Сначала он задумал из Александрии податься во Фракию. Желание снова увидеть родные места все еще было живо в его сердце. Но ему, хоть и не без труда, пришлось удержаться от такого искушения. Сардика, Адрианаполь — в этих городах его станут разыскивать прежде всего. Византии, куда, по словам Марка, собирался направиться ушлый капитан? Нет, и это слишком близко к его краям. Он выбрал Антиохию. Древняя столица селевкидов даст ему все, чего можно пожелать: население там достаточно многочисленно, чтобы самым надежным образом затеряться, город оживленный, богатый, а главное, расположен вблизи от Парфянского царства, где в случае необходимости можно укрыться от римского правосудия.
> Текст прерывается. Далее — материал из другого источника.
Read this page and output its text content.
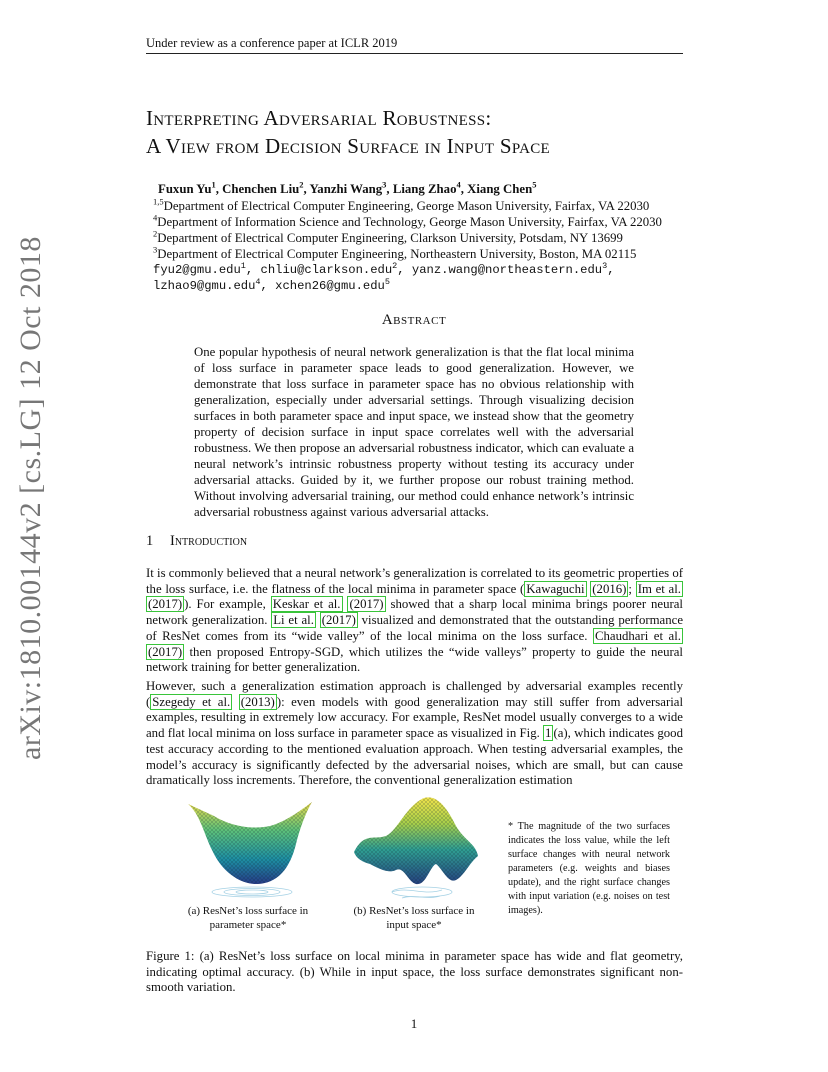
Under review as a conference paper at ICLR 2019
arXiv:1810.00144v2 [cs.LG] 12 Oct 2018
Interpreting Adversarial Robustness:
A View from Decision Surface in Input Space
Fuxun Yu$^1$, Chenchen Liu$^2$, Yanzhi Wang$^3$, Liang Zhao$^4$, Xiang Chen$^5$
$^{1,5}$Department of Electrical Computer Engineering, George Mason University, Fairfax, VA 22030
$^4$Department of Information Science and Technology, George Mason University, Fairfax, VA 22030
$^2$Department of Electrical Computer Engineering, Clarkson University, Potsdam, NY 13699
$^3$Department of Electrical Computer Engineering, Northeastern University, Boston, MA 02115
fyu2@gmu.edu$^1$, chliu@clarkson.edu$^2$, yanz.wang@northeastern.edu$^3$,
lzhao9@gmu.edu$^4$, xchen26@gmu.edu$^5$
Abstract
One popular hypothesis of neural network generalization is that the flat local minima of loss surface in parameter space leads to good generalization. However, we demonstrate that loss surface in parameter space has no obvious relationship with generalization, especially under adversarial settings. Through visualizing decision surfaces in both parameter space and input space, we instead show that the geometry property of decision surface in input space correlates well with the adversarial robustness. We then propose an adversarial robustness indicator, which can evaluate a neural network’s intrinsic robustness property without testing its accuracy under adversarial attacks. Guided by it, we further propose our robust training method. Without involving adversarial training, our method could enhance network’s intrinsic adversarial robustness against various adversarial attacks.
1 Introduction
It is commonly believed that a neural network’s generalization is correlated to its geometric properties of the loss surface, i.e. the flatness of the local minima in parameter space ( Kawaguchi (2016) ; Im et al. (2017) ). For example, Keskar et al. (2017) showed that a sharp local minima brings poorer neural network generalization. Li et al. (2017) visualized and demonstrated that the outstanding performance of ResNet comes from its “wide valley” of the local minima on the loss surface. Chaudhari et al. (2017) then proposed Entropy-SGD, which utilizes the “wide valleys” property to guide the neural network training for better generalization.
However, such a generalization estimation approach is challenged by adversarial examples recently ( Szegedy et al. (2013) ): even models with good generalization may still suffer from adversarial examples, resulting in extremely low accuracy. For example, ResNet model usually converges to a wide and flat local minima on loss surface in parameter space as visualized in Fig. 1 (a), which indicates good test accuracy according to the mentioned evaluation approach. When testing adversarial examples, the model’s accuracy is significantly defected by the adversarial noises, which are small, but can cause dramatically loss increments. Therefore, the conventional generalization estimation
(a) ResNet’s loss surface in parameter space*
(b) ResNet’s loss surface in input space*
* The magnitude of the two surfaces indicates the loss value, while the left surface changes with neural network parameters (e.g. weights and biases update), and the right surface changes with input variation (e.g. noises on test images).
Figure 1: (a) ResNet’s loss surface on local minima in parameter space has wide and flat geometry, indicating optimal accuracy. (b) While in input space, the loss surface demonstrates significant non-smooth variation.
1
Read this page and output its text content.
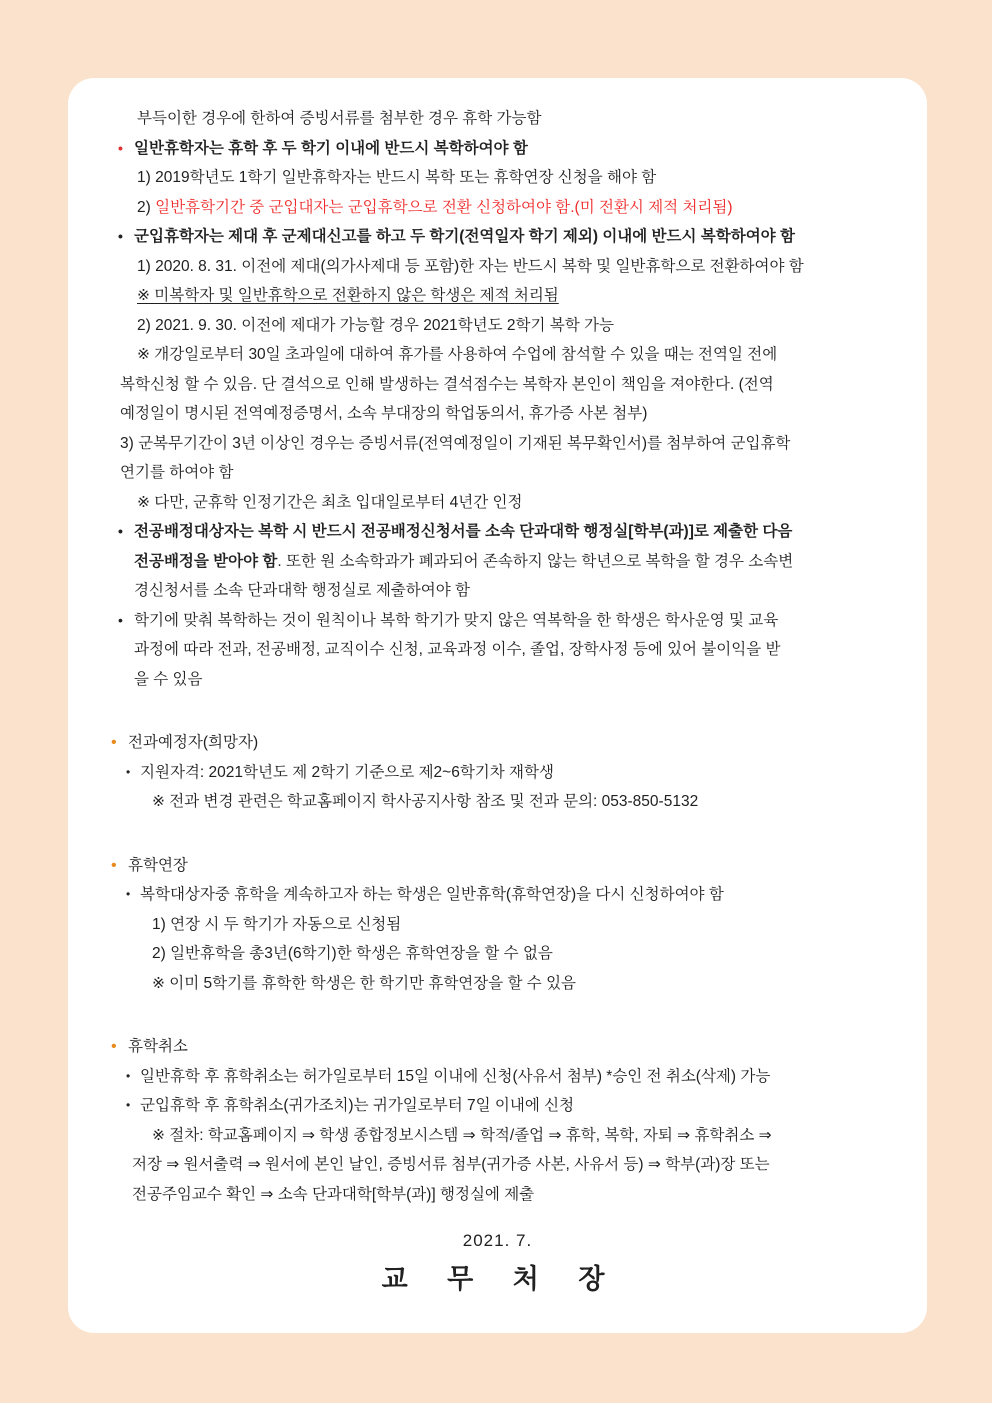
부득이한 경우에 한하여 증빙서류를 첨부한 경우 휴학 가능함
• 일반휴학자는 휴학 후 두 학기 이내에 반드시 복학하여야 함
1) 2019학년도 1학기 일반휴학자는 반드시 복학 또는 휴학연장 신청을 해야 함
2) 일반휴학기간 중 군입대자는 군입휴학으로 전환 신청하여야 함.(미 전환시 제적 처리됨)
• 군입휴학자는 제대 후 군제대신고를 하고 두 학기(전역일자 학기 제외) 이내에 반드시 복학하여야 함
1) 2020. 8. 31. 이전에 제대(의가사제대 등 포함)한 자는 반드시 복학 및 일반휴학으로 전환하여야 함
※ 미복학자 및 일반휴학으로 전환하지 않은 학생은 제적 처리됨
2) 2021. 9. 30. 이전에 제대가 가능할 경우 2021학년도 2학기 복학 가능
※ 개강일로부터 30일 초과일에 대하여 휴가를 사용하여 수업에 참석할 수 있을 때는 전역일 전에
복학신청 할 수 있음. 단 결석으로 인해 발생하는 결석점수는 복학자 본인이 책임을 져야한다. (전역
예정일이 명시된 전역예정증명서, 소속 부대장의 학업동의서, 휴가증 사본 첨부)
3) 군복무기간이 3년 이상인 경우는 증빙서류(전역예정일이 기재된 복무확인서)를 첨부하여 군입휴학
연기를 하여야 함
※ 다만, 군휴학 인정기간은 최초 입대일로부터 4년간 인정
• 전공배정대상자는 복학 시 반드시 전공배정신청서를 소속 단과대학 행정실[학부(과)]로 제출한 다음
전공배정을 받아야 함. 또한 원 소속학과가 폐과되어 존속하지 않는 학년으로 복학을 할 경우 소속변
경신청서를 소속 단과대학 행정실로 제출하여야 함
• 학기에 맞춰 복학하는 것이 원칙이나 복학 학기가 맞지 않은 역복학을 한 학생은 학사운영 및 교육
과정에 따라 전과, 전공배정, 교직이수 신청, 교육과정 이수, 졸업, 장학사정 등에 있어 불이익을 받
을 수 있음
• 전과예정자(희망자)
• 지원자격: 2021학년도 제 2학기 기준으로 제2~6학기차 재학생
※ 전과 변경 관련은 학교홈페이지 학사공지사항 참조 및 전과 문의: 053-850-5132
• 휴학연장
• 복학대상자중 휴학을 계속하고자 하는 학생은 일반휴학(휴학연장)을 다시 신청하여야 함
1) 연장 시 두 학기가 자동으로 신청됨
2) 일반휴학을 총3년(6학기)한 학생은 휴학연장을 할 수 없음
※ 이미 5학기를 휴학한 학생은 한 학기만 휴학연장을 할 수 있음
• 휴학취소
• 일반휴학 후 휴학취소는 허가일로부터 15일 이내에 신청(사유서 첨부) *승인 전 취소(삭제) 가능
• 군입휴학 후 휴학취소(귀가조치)는 귀가일로부터 7일 이내에 신청
※ 절차: 학교홈페이지 ⇒ 학생 종합정보시스템 ⇒ 학적/졸업 ⇒ 휴학, 복학, 자퇴 ⇒ 휴학취소 ⇒
저장 ⇒ 원서출력 ⇒ 원서에 본인 날인, 증빙서류 첨부(귀가증 사본, 사유서 등) ⇒ 학부(과)장 또는
전공주임교수 확인 ⇒ 소속 단과대학[학부(과)] 행정실에 제출
2021. 7.
교 무 처 장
Калликст неторопливо встал. Сегодня вечером он в последний раз смотрит на этот пейзаж, который успел полюбить, на этот город, где он мог бы счастливо жить. Последний свой день здесь он потратил на то, чтобы проститься с немногими друзьями, которые у него здесь завелись: несколько владельцев таверн, одна-две куртизанки, Лисий и, разумеется, Климент.
Было заметно, что руководитель вероучительной школы сожалеет о его отъезде. В памяти Калликста снова повторилась недавняя сцена их расставания. Пренебрежительно фыркнув в ответ на его протесты, педагог взбежал по лестнице, ведущей из атриума в его рабочий кабинет, но через мгновение уже вернулся, потрясая увесистым свитком.
— Я знаю, как автору мне с Платоном не сравниться, так что тебе придется явить пример снисходительности.
На широкой пурпурной ленте, обвивающей свиток, фракиец прочел название: «Протрептик».
* * *
Сидя за столом в «Аттике», одной из наиболее посещаемых портовых таверн, Калликст наслаждался тем, чему предстояло стать его последней настоящей трапезой перед двенадцатидневным голоданием. Опыт, приобретенный на борту «Изиды», свидетельствовал о том, что его желудку не слишком по вкусу морские путешествия.
Перед его глазами раскинулась великолепная гавань «Эвностос», заполненная судами. Оживление, царящее здесь, резко контрастировало с невозмутимой тишиной Большого порта, находящегося несколько правее и отделенного от первого залива длинной, так называемой Семистадийной отмелью.
Конечно, римская эскадра, стоявшая на якоре перед островком Антиродос, недвижима в эту пору затишья, и Ситопомпойа примет свой груз зерна не раньше, чем через несколько педель. Вот уж тогда картина изменится. Сейчас корабли, которым предстоит отправиться на Родос, в Пергам, Византий, Афины, мирно покачиваются на волнах. Путь, ждущий их, слишком долог, а штормы в Тирренском море и на Адриатике слишком часты, чтобы кто-либо решился сейчас послать судно на запад.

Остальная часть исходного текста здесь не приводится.